Au total, sur 105 interpellations le soir du match, il ne restait plus qu’une quarantaine de gardés à vue. Seuls six d’entre eux ont été retenus par la justice de Bobigny, les autres ont tous été remis en liberté sans aucune charge. À ce stade, il n’existe plus aucune procédure au parquet de Bobigny liée aux délits commis le soir de la finale de la Ligue des champions. Seule une nouvelle enquête a été lancée après le signalement du préfet de police de Paris Didier Lallement sur un éventuel trafic de faux tickets d’entrée.
Larcins habituels
Qui sont donc les six hommes qui ont dû rendre compte de leur comportement suspect le soir du match qui a vu le Real Madrid remporter sa 14e Ligue des champions ? Trois Péruviens de 21 à 39 ans, sans papiers, mis en cause pour vol et recel de téléphones portables : 14 mobiles ont été retrouvés lors des perquisitions. Deux Algériens, dont un sans titre de séjour : celui de 24 ans, inconnu des services de police, dans les poches duquel les policiers ont découvert un téléphone volé, l’autre soupçonné du vol d’une montre de luxe sur un supporteur mexicain. Un Palestinien, sans papiers, qui comparaît avec un coquard à l’œil, suspecté du vol à l’arraché d’un collier suivi de violences sur un policier.

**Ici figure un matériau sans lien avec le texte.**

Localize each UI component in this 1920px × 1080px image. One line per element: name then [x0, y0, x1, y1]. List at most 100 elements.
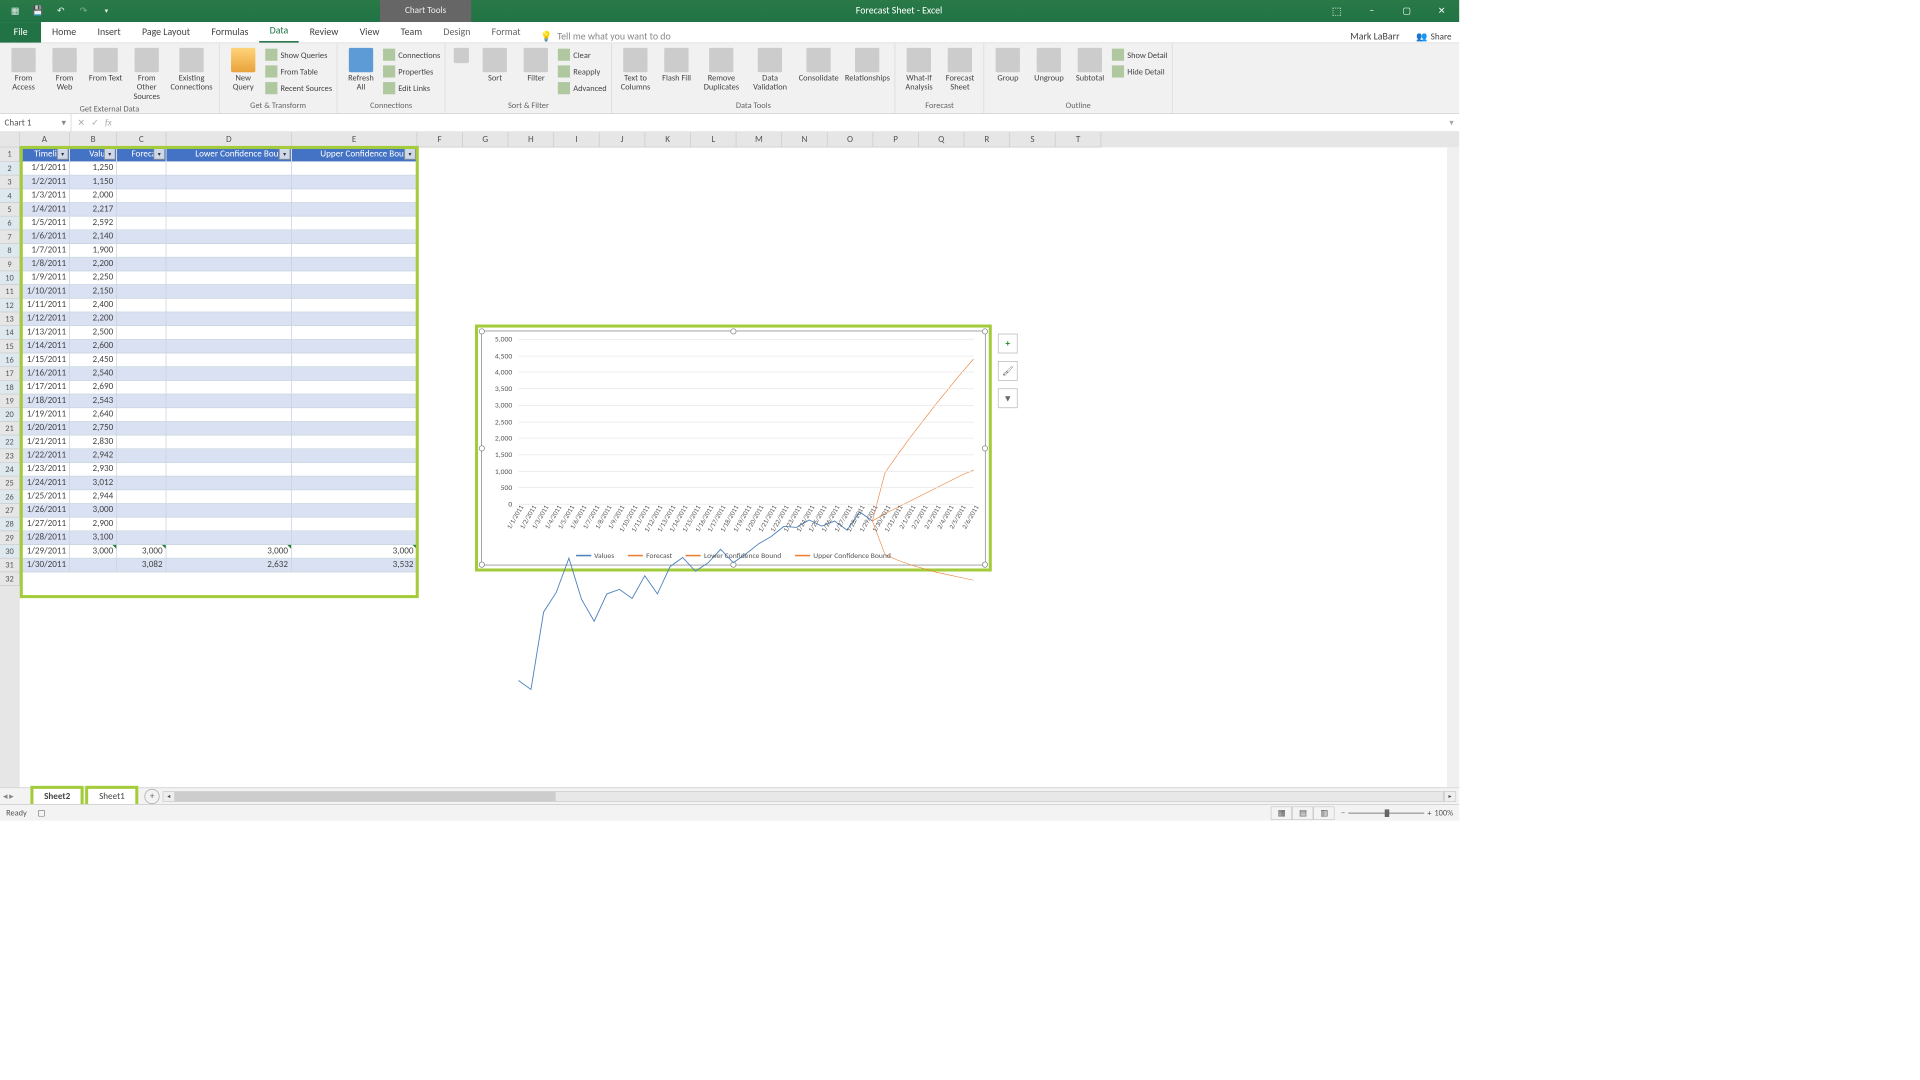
col-header[interactable]: H: [508, 132, 554, 147]
view-page-break[interactable]: ▥: [1314, 806, 1335, 820]
row-header[interactable]: 18: [0, 381, 20, 395]
row-header[interactable]: 15: [0, 340, 20, 354]
col-header[interactable]: N: [782, 132, 828, 147]
tab-formulas[interactable]: Formulas: [201, 22, 259, 43]
chart-legend[interactable]: Values Forecast Lower Confidence Bound Uppe…: [482, 550, 985, 560]
sort-button[interactable]: Sort: [476, 46, 514, 84]
add-sheet-button[interactable]: +: [145, 789, 160, 804]
text-to-columns-button[interactable]: Text to Columns: [617, 46, 655, 93]
minimize-button[interactable]: −: [1354, 0, 1389, 22]
row-header[interactable]: 24: [0, 463, 20, 477]
chart-styles-button[interactable]: 🖌: [998, 361, 1018, 381]
row-header[interactable]: 20: [0, 408, 20, 422]
vertical-scrollbar[interactable]: [1447, 147, 1459, 787]
zoom-out-button[interactable]: −: [1341, 808, 1345, 818]
recent-sources-button[interactable]: Recent Sources: [265, 80, 332, 97]
chart-series-line[interactable]: [518, 512, 872, 690]
from-text-button[interactable]: From Text: [87, 46, 125, 84]
account-name[interactable]: Mark LaBarr: [1341, 31, 1408, 42]
col-header[interactable]: T: [1056, 132, 1102, 147]
close-button[interactable]: ✕: [1424, 0, 1459, 22]
row-header[interactable]: 32: [0, 572, 20, 586]
what-if-analysis-button[interactable]: What-If Analysis: [900, 46, 938, 93]
name-box[interactable]: Chart 1▾: [0, 114, 71, 131]
row-header[interactable]: 9: [0, 258, 20, 272]
tab-design[interactable]: Design: [433, 22, 481, 43]
from-access-button[interactable]: From Access: [5, 46, 43, 93]
row-header[interactable]: 5: [0, 203, 20, 217]
row-header[interactable]: 19: [0, 394, 20, 408]
tab-team[interactable]: Team: [390, 22, 433, 43]
show-detail-button[interactable]: Show Detail: [1112, 46, 1167, 63]
row-header[interactable]: 27: [0, 504, 20, 518]
col-header[interactable]: M: [736, 132, 782, 147]
row-header[interactable]: 30: [0, 545, 20, 559]
sort-az-button[interactable]: [450, 46, 473, 64]
chart-series-line[interactable]: [872, 359, 973, 521]
tab-view[interactable]: View: [349, 22, 390, 43]
confirm-edit-icon[interactable]: ✓: [91, 117, 99, 128]
col-header[interactable]: O: [828, 132, 874, 147]
row-header[interactable]: 12: [0, 299, 20, 313]
row-header[interactable]: 26: [0, 490, 20, 504]
subtotal-button[interactable]: Subtotal: [1071, 46, 1109, 84]
select-all-corner[interactable]: [0, 132, 20, 147]
zoom-in-button[interactable]: +: [1427, 808, 1431, 818]
forecast-chart[interactable]: 05001,0001,5002,0002,5003,0003,5004,0004…: [481, 331, 986, 566]
existing-connections-button[interactable]: Existing Connections: [169, 46, 215, 93]
row-header[interactable]: 29: [0, 531, 20, 545]
tab-file[interactable]: File: [0, 22, 41, 43]
clear-button[interactable]: Clear: [558, 46, 607, 63]
redo-icon[interactable]: ↷: [74, 2, 92, 20]
tell-me-input[interactable]: 💡 Tell me what you want to do: [531, 31, 680, 42]
chart-add-element-button[interactable]: +: [998, 334, 1018, 354]
undo-icon[interactable]: ↶: [52, 2, 70, 20]
ribbon-options-icon[interactable]: ⬚: [1319, 0, 1354, 22]
row-header[interactable]: 28: [0, 518, 20, 532]
row-header[interactable]: 10: [0, 271, 20, 285]
view-normal[interactable]: ▦: [1271, 806, 1292, 820]
row-header[interactable]: 1: [0, 147, 20, 161]
row-header[interactable]: 8: [0, 244, 20, 258]
tab-home[interactable]: Home: [41, 22, 86, 43]
legend-item[interactable]: Upper Confidence Bound: [795, 550, 891, 560]
edit-links-button[interactable]: Edit Links: [383, 80, 440, 97]
from-table-button[interactable]: From Table: [265, 63, 332, 80]
resize-handle[interactable]: [982, 562, 988, 568]
row-header[interactable]: 13: [0, 312, 20, 326]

Selon l’accusation, trois Sud-Américains, un demandeur d’asile et deux autres qui seraient venus de Barcelone à dessein le soir du match pour commettre des larcins, se seraient rendus coupables de vols et de recel de téléphones portables. Les victimes du vol, deux supporteurs britanniques, sont absentes. L’audience étant très chargée – le tribunal devait juger 11 affaires cet après-midi –, le procès de ces trois mis en cause a été renvoyé au mois de juillet : deux d’entre eux, sans garantie de représentation, selon le tribunal, ont été placés en détention provisoire, le troisième a été placé sous contrôle judiciaire.
OQTF
Du côté des deux Algériens, le voleur de portable a été condamné à six mois de prison avec sursis et a pris le chemin d’un centre de rétention. Quant au suspect du vol d’une montre de luxe, titulaire d’un contrat à durée indéterminée de plombier, il a écopé de 10 mois de prison, dont trois avec sursis et un aménagement de peine.
La peine la plus lourde, 10 mois de prison ferme, a sanctionné le Palestinien à l’œil au beurre noir sans papiers et à qui la préfecture a délivré une obligation de quitter le territoire français dès le lendemain du match de football. La justice lui reproche d’avoir arraché le collier d’une jeune femme supportrice de l’équipe de Liverpool et d’avoir mordu son amie qui s’était interposée. L’accusé de 34 ans nie les faits, mais les victimes l’ont reconnu. Une fois au commissariat, il s’est débattu, selon un policier, agressé, partie civile à qui un médecin a prescrit 21 jours d’ITT. Le mis en cause nie là aussi. La preuve, explique-t-il, sa blessure à l’œil le démontre : c’est lui qui a été frappé par le policier. Pour le larcin commis avec violence, le tribunal a reconnu la culpabilité du comparant en le sanctionnant de dix mois de prison ferme avec mandat de dépôt.